The really scary part of the story is that Russia has jumped -- decisively -- into this vacuum and is building a coalition to take over the Middle East. In partnership with Iran and China it's propping up Syria's dictator and bombing both ISIS and US-trained rebels back beyond the stone age. The next step will presumably be to bring Saudi Arabia into line and thus dominate the region's oil reserves. Israel, in this scenario, has no good options.

Unless, of course, the US pushes back, which will mean escalating from Russian and US proxies shooting at each other to actual Russian and US soldiers going at it, with China and Iran helping the former and Saudi Arabia the latter. This is a nightmare scenario on every level, and it's closer than most people seem to think. Here's a sampling of headlines from just the past couple of days:

Syria conflict: Nato warns Russia on air strikes
Syria conflict: Turkish jets intercept Russian plane
Syrian insurgents vow to attack Russian forces as Moscow hints at ground role
U.S. sees Russia readying ground campaign in Syria
Syria's 'moderates' have disappeared... and there are no good guys
Russia's airstrikes in Syria are playing well at home
A tale of two strategies: Russia destroys ISIS command, US hits Afghan hospital
Obama up against growing support for a no-fly zone in Syria

Just as there was a chance in the 1990s to get developed-world entitlement programs under control and we blew it, there was once a chance to let the Islamic world work out its differences, have its Reformation, and emerge as a more-or-less stable, comprehensible power. But we blew that monumentally as well.

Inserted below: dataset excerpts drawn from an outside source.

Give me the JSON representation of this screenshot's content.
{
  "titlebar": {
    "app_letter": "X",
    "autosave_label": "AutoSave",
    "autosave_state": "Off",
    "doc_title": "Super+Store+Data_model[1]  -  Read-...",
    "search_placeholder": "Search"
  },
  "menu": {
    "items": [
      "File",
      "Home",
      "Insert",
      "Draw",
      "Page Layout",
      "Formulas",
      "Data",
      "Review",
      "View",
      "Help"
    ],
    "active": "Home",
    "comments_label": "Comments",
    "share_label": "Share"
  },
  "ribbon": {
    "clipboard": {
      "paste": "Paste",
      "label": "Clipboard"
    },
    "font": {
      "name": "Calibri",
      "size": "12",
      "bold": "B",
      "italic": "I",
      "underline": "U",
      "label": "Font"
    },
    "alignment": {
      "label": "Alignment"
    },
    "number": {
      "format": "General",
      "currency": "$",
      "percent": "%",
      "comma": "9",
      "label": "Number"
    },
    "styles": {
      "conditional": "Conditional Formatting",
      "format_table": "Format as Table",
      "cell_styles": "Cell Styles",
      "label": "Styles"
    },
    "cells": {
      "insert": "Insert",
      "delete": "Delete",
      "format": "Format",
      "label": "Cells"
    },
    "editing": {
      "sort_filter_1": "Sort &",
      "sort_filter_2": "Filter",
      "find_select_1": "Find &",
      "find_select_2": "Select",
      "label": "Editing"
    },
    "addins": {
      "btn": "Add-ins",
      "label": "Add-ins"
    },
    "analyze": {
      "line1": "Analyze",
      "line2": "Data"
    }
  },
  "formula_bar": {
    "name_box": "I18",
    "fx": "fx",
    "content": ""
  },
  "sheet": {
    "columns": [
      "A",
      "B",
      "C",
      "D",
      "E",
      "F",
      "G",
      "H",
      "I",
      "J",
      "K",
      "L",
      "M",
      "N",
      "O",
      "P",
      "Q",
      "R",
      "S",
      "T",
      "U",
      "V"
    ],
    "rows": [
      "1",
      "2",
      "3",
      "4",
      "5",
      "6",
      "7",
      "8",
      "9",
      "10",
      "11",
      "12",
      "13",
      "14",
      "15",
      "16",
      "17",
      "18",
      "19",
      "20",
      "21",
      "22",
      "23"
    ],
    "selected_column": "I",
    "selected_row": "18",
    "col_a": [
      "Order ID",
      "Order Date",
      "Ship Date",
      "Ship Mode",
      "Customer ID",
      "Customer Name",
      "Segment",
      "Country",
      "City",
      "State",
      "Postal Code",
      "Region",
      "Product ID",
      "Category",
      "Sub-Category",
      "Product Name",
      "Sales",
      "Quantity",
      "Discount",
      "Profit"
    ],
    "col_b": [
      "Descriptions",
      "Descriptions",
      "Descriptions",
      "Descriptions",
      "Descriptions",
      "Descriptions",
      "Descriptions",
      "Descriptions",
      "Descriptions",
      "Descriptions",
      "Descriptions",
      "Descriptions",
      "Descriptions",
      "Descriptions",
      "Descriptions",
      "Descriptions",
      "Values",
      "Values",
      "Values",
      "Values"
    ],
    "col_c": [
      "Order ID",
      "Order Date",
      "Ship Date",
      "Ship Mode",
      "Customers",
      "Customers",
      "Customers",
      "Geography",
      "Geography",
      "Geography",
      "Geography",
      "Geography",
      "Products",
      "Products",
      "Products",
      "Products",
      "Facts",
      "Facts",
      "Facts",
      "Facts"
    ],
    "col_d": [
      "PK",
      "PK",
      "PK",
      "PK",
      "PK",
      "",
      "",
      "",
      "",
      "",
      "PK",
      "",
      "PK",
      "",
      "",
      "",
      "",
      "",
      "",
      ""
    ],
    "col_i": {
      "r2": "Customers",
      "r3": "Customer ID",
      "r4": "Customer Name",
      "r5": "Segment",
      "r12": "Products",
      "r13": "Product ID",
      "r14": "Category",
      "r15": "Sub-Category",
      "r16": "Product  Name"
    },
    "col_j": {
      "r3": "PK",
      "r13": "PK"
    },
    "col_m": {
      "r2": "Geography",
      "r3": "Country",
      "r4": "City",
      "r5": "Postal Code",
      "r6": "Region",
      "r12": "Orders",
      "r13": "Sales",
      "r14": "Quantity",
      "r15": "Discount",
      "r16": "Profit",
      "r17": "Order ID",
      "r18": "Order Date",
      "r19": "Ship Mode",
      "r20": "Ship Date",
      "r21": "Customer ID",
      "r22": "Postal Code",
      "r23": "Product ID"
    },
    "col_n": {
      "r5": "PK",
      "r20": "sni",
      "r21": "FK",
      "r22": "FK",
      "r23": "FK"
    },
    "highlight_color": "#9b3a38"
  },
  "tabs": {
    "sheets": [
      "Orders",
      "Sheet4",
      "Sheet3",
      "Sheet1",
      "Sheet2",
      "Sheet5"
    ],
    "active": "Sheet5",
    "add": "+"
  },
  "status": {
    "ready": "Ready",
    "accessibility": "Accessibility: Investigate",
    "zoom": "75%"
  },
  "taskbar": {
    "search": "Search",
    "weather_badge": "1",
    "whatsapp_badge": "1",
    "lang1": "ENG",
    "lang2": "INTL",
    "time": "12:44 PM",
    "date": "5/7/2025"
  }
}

Now the US is financially and politically exhausted, with neither the money nor the will to expend trillions of dollars and tens of thousands of lives to impose "peace" in a place where the word can't even be defined. Yet, as the last headline says, support for a Syrian "no-fly zone" is growing -- in air space that includes Russian jets.

In some ways today's situation is reminiscent of the late 1930s, when the last thing anyone outside of Germany wanted was another big war, but that's exactly what they got.